Northwest has deal to buy Mesaba
MINNEAPOLIS » Northwest Airlines said yesterday it has wrapped up a deal to buy bankrupt regional feeder Mesaba, although it wasn't clear whether Mesaba's parent company was going to accept it.
"An agreement has been negotiated by representatives of Northwest Airlines, Mesaba Airlines, and its unsecured creditor committee. There are no significant open issues requiring further negotiations," Northwest Airlines Corp. spokesman Bill Mellon said yesterday, reading from a letter the airline filed in Mesaba Aviation Inc.'s bankruptcy case.
The negotiations between the two bankrupt airlines appeared to bypass Mesaba's sole shareholder, MAIR Holdings Inc.
The agreement calls for $145 million to go to Mesaba's bankruptcy estate, of which MAIR is a creditor. It also includes $10 million in cash for Mesaba to use as operating money, said Tim Robinson, an attorney for Mesaba's creditors.
Both carriers are in bankruptcy and Mesaba needs exit financing. Bankruptcy judges in both cases would need to approve the deal.
Rates hold steady for 30-year mortgages
WASHINGTON » Rates on 30-year mortgages were unchanged in the first week of the new year after posting three consecutive increases to close out 2006.
Mortgage giant Freddie Mac reported yesterday that 30-year, fixed-rate mortgages averaged 6.18 percent this week, the same as last week.
Rates on 15-year, fixed-rate mortgages edged up slightly to 5.94 percent, compared to 5.93 percent last week. Five-year adjustable rate mortgages rose to 6.02 percent, up from 5.98 percent, but one-year adjustable rate mortgages fell to 5.42 percent, down from 5.47 percent last week.
A year ago, rates on 30-year mortgages stood at 6.21 percent.
Labor body targets more unions in China
BEIJING » China's state-sanctioned labor body has set a target of organizing unions at 70 percent of foreign companies this year after meeting its goal of 60 percent in a campaign launched last year, said an official quoted today by a government newspaper.

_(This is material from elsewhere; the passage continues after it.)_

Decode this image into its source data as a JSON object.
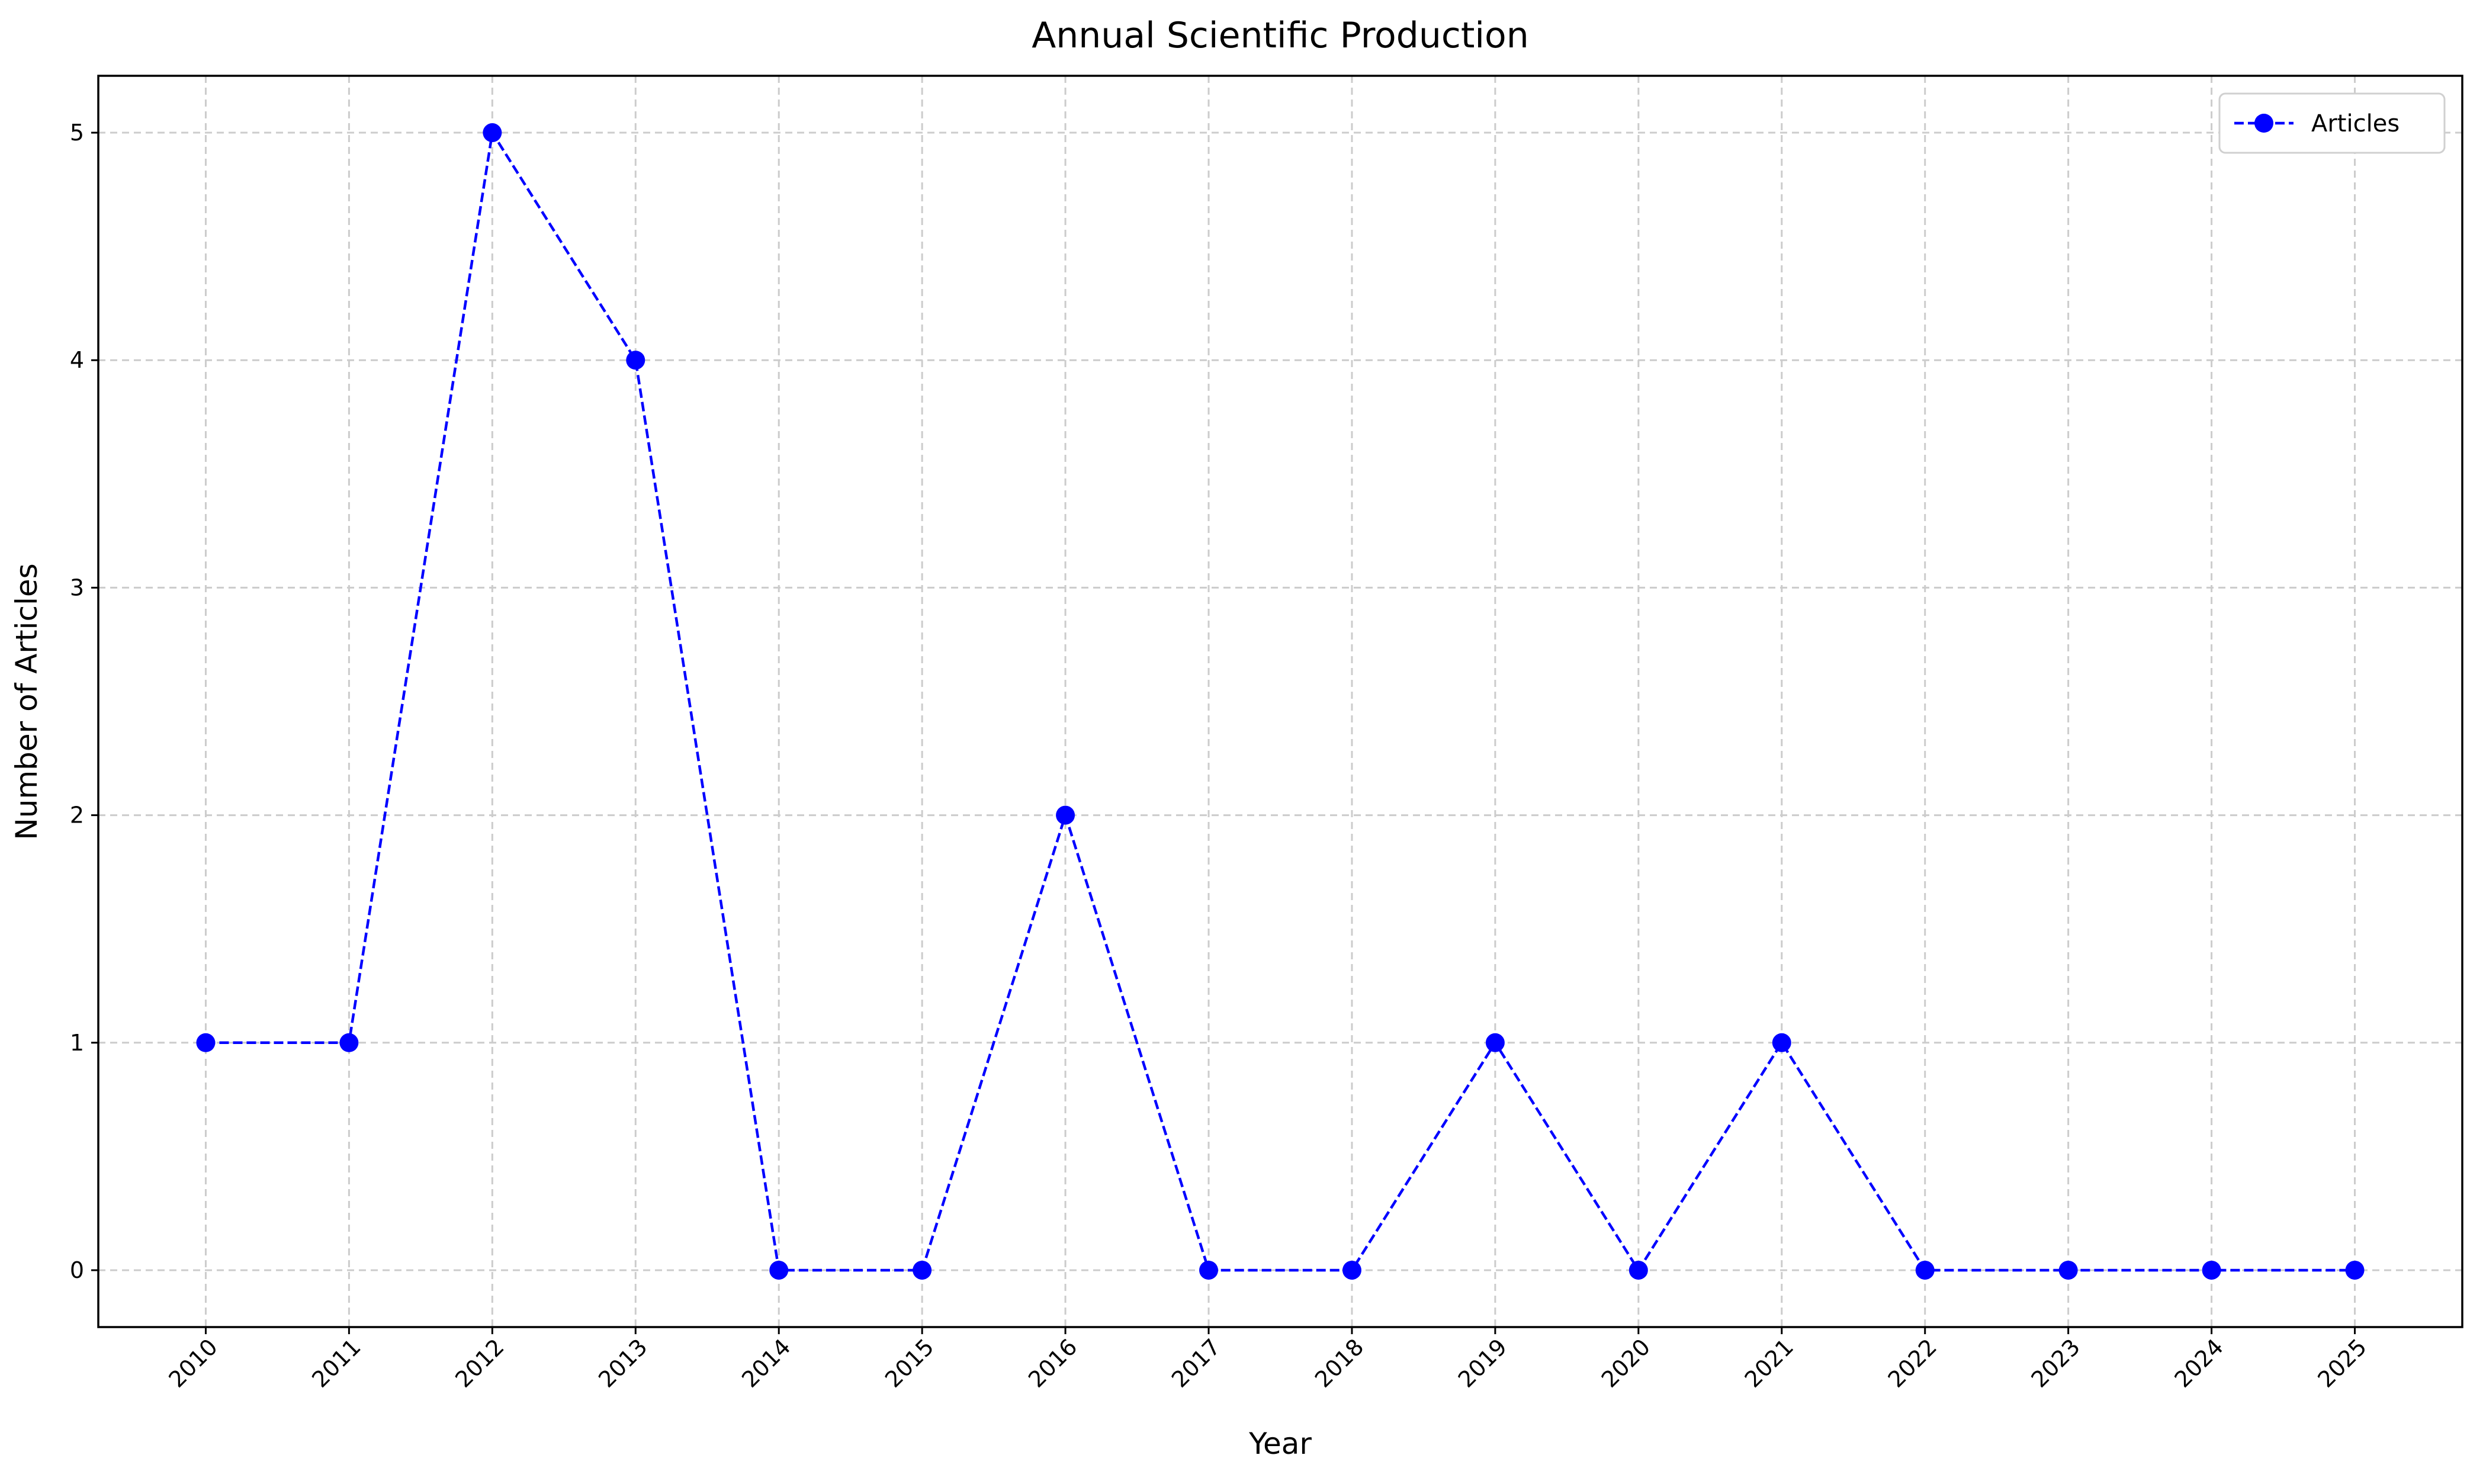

The most prominent target of the organizing drive last year was U.S. retail chain Wal-Mart Stores Inc., but the All-China Federation of Trade Unions also set up unions at hundreds of other foreign employers.
"China's Law of Trade Unions gives workers the rights to set up or join trade unions," said Wang Ying, an ACFTU official quoted by the China Daily newspaper. "Foreign enterprises must abide by China's laws if they do business in China."
The group reached its 2006 goal of setting up unions at 60 percent of foreign companies and is aiming for 70 percent this year, Wang told the newspaper.
The report did say which foreign companies or industries might be targeted in the new drive.
Wal-Mart agreed in August to help the All-China Federation of Trade Unions set up unions at its China outlets after resisting organizing efforts for two years. The company is one of China's biggest foreign employers, with a work force of 36,000 and 68 stores.